Travailler ailleurs pour un temps? Pourquoi pas?

5 novembre 2020
Texte
Francois Weerts
Travailler ailleurs pour un temps? Pourquoi pas?

Deux Belges sur trois déclarent qu’ils aimeraient travailler temporairement ailleurs si le besoin s’en faisait sentir. Par exemple, pour donner un coup de pouce dans le secteur des soins, où l’on manque actuellement de mains, ou dans les entreprises qui, en dépit ou précisément à cause du coronavirus, ont beaucoup de travail supplémentaire.

C'est ce qui ressort d’une enquête menée par Acerta auprès de 2.000 Belges actifs. En particulier le personnel dans l’horeca, dans le secteur de la communication et de l’événementiel et dans le tourisme est favorable à un échange temporaire. Il y a toutefois deux conditions importantes pour le Belge: la perspective de pouvoir retourner auprès de son employeur d’origine, ainsi que le maintien du salaire et des conditions de travail.
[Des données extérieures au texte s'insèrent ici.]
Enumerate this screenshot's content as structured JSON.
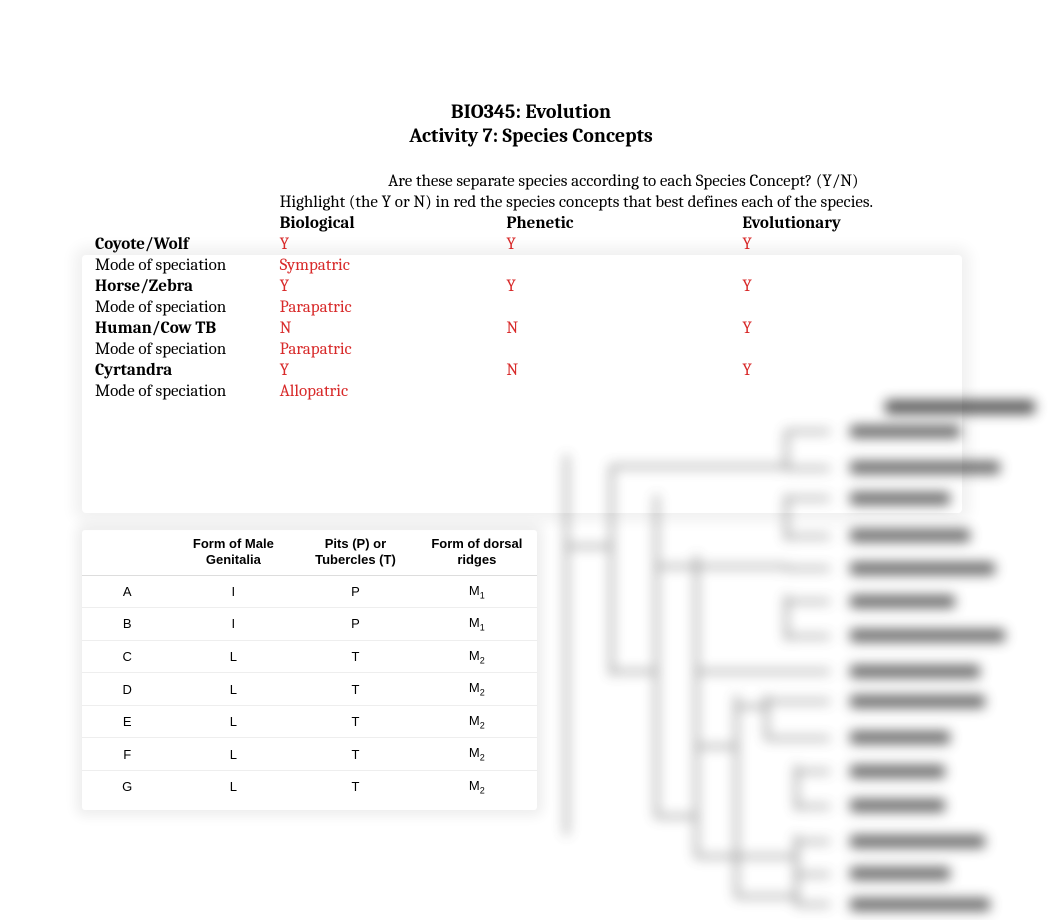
{
  "title": {
    "course": "BIO345: Evolution",
    "activity": "Activity 7: Species Concepts"
  },
  "question": "Are these separate species according to each Species Concept?   (Y/N)",
  "instruction": "Highlight (the Y or N) in red the species concepts that best defines each of the species.",
  "columns": {
    "bio": "Biological",
    "phen": "Phenetic",
    "evo": "Evolutionary"
  },
  "rows": [
    {
      "label": "Coyote/Wolf",
      "bio": "Y",
      "phen": "Y",
      "evo": "Y",
      "mode": "Sympatric"
    },
    {
      "label": "Horse/Zebra",
      "bio": "Y",
      "phen": "Y",
      "evo": "Y",
      "mode": "Parapatric"
    },
    {
      "label": "Human/Cow TB",
      "bio": "N",
      "phen": "N",
      "evo": "Y",
      "mode": "Parapatric"
    },
    {
      "label": "Cyrtandra",
      "bio": "Y",
      "phen": "N",
      "evo": "Y",
      "mode": "Allopatric"
    }
  ],
  "mode_label": "Mode of speciation",
  "morph_headers": {
    "id": "",
    "c1": "Form of Male Genitalia",
    "c2": "Pits (P) or Tubercles (T)",
    "c3": "Form of dorsal ridges"
  },
  "morph_rows": [
    {
      "id": "A",
      "c1": "I",
      "c2": "P",
      "c3": "M",
      "sub": "1"
    },
    {
      "id": "B",
      "c1": "I",
      "c2": "P",
      "c3": "M",
      "sub": "1"
    },
    {
      "id": "C",
      "c1": "L",
      "c2": "T",
      "c3": "M",
      "sub": "2"
    },
    {
      "id": "D",
      "c1": "L",
      "c2": "T",
      "c3": "M",
      "sub": "2"
    },
    {
      "id": "E",
      "c1": "L",
      "c2": "T",
      "c3": "M",
      "sub": "2"
    },
    {
      "id": "F",
      "c1": "L",
      "c2": "T",
      "c3": "M",
      "sub": "2"
    },
    {
      "id": "G",
      "c1": "L",
      "c2": "T",
      "c3": "M",
      "sub": "2"
    }
  ]
}
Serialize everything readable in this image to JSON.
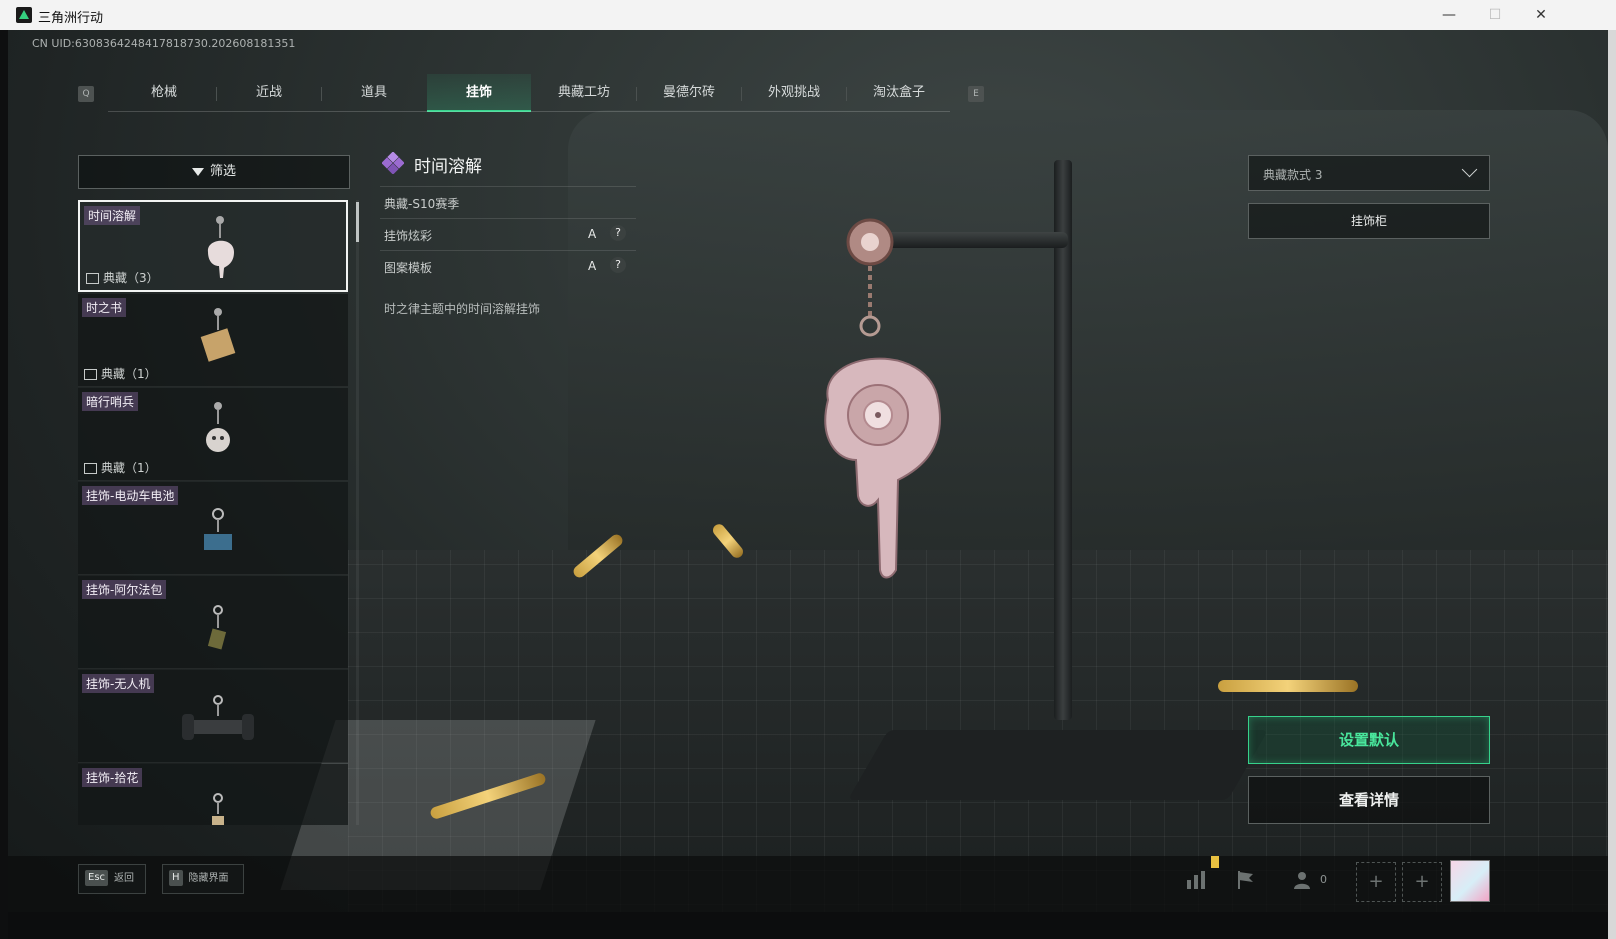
{
  "window": {
    "title": "三角洲行动",
    "minimize": "—",
    "maximize": "☐",
    "close": "✕"
  },
  "uid_text": "CN UID:6308364248417818730.202608181351",
  "tabs": {
    "prev_key": "Q",
    "next_key": "E",
    "items": [
      {
        "label": "枪械",
        "active": false
      },
      {
        "label": "近战",
        "active": false
      },
      {
        "label": "道具",
        "active": false
      },
      {
        "label": "挂饰",
        "active": true
      },
      {
        "label": "典藏工坊",
        "active": false
      },
      {
        "label": "曼德尔砖",
        "active": false
      },
      {
        "label": "外观挑战",
        "active": false
      },
      {
        "label": "淘汰盒子",
        "active": false
      }
    ]
  },
  "filter": {
    "label": "筛选"
  },
  "items": [
    {
      "name": "时间溶解",
      "tier": "典藏（3）",
      "selected": true
    },
    {
      "name": "时之书",
      "tier": "典藏（1）",
      "selected": false
    },
    {
      "name": "暗行哨兵",
      "tier": "典藏（1）",
      "selected": false
    },
    {
      "name": "挂饰-电动车电池",
      "tier": "",
      "selected": false
    },
    {
      "name": "挂饰-阿尔法包",
      "tier": "",
      "selected": false
    },
    {
      "name": "挂饰-无人机",
      "tier": "",
      "selected": false
    },
    {
      "name": "挂饰-拾花",
      "tier": "",
      "selected": false
    }
  ],
  "detail": {
    "title": "时间溶解",
    "season": "典藏-S10赛季",
    "rows": [
      {
        "label": "挂饰炫彩",
        "grade": "A",
        "help": "?"
      },
      {
        "label": "图案模板",
        "grade": "A",
        "help": "?"
      }
    ],
    "description": "时之律主题中的时间溶解挂饰"
  },
  "style_select": {
    "value": "典藏款式 3"
  },
  "buttons": {
    "cabinet": "挂饰柜",
    "set_default": "设置默认",
    "view_details": "查看详情"
  },
  "bottom_bar": {
    "esc_key": "Esc",
    "esc_label": "返回",
    "h_key": "H",
    "h_label": "隐藏界面",
    "friend_count": "0",
    "plus": "+"
  },
  "colors": {
    "accent": "#37d58e",
    "rarity_purple": "#9b6bd1",
    "text_light": "#e6e9e8"
  }
}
«Ces chiffres montrent l’énorme potentiel du partage de travailleurs entre des entreprises et des secteurs», souligne Kathelijne Verboomen, directrice du Centre de connaissances Acerta Consult. «C'est une possibilité à laquelle presque personne ne pensait avant la crise du coronavirus. Les travailleurs dans des entreprises en difficulté pourraient travailler auprès d’autres entreprises qui ont précisément besoin de main-d’œuvre supplémentaire actuellement, par exemple parce qu’elles fabriquent de nouveaux produits ou se situent tout simplement dans un secteur où la demande a fortement augmenté en raison du coronavirus. Prenez les soins de santé, par exemple: il y a un très grand potentiel dans ce secteur par les temps qui courent. Les employeurs sont également ouverts à la possibilité d’échanger des travailleurs pour une période déterminée. Environ 40% y sont favorables, tant que les seuils pratiques et administratifs sont bien abordés au préalable.»

Lutter contre l'ennui

L’enthousiasme des travailleurs belges à passer temporairement à une autre entreprise se fait toutefois un peu moindre lorsque le besoin est moins élevé – comprenez : lorsque leur travail n’est pas en jeu en raison de difficultés financières ou de réorganisations. Mais il y a aussi d’autres motivations: 63 % sont disposés à travailler temporairement ailleurs pour apprendre de nouvelles choses. Et pour éviter le risque de bore out aussi, 62% veulent chercher temporairement d’autres horizons.

Les travailleurs dans des secteurs actuellement en difficulté sont les plus ouverts à être employés ailleurs. En particulier dans les télécommunications (83 %), dans le secteur publicitaire et événementiel (82,2%), dans l’horeca (73 %) et dans le secteur du tourisme (69,3 %), nous constatons une volonté qui dépasse la moyenne.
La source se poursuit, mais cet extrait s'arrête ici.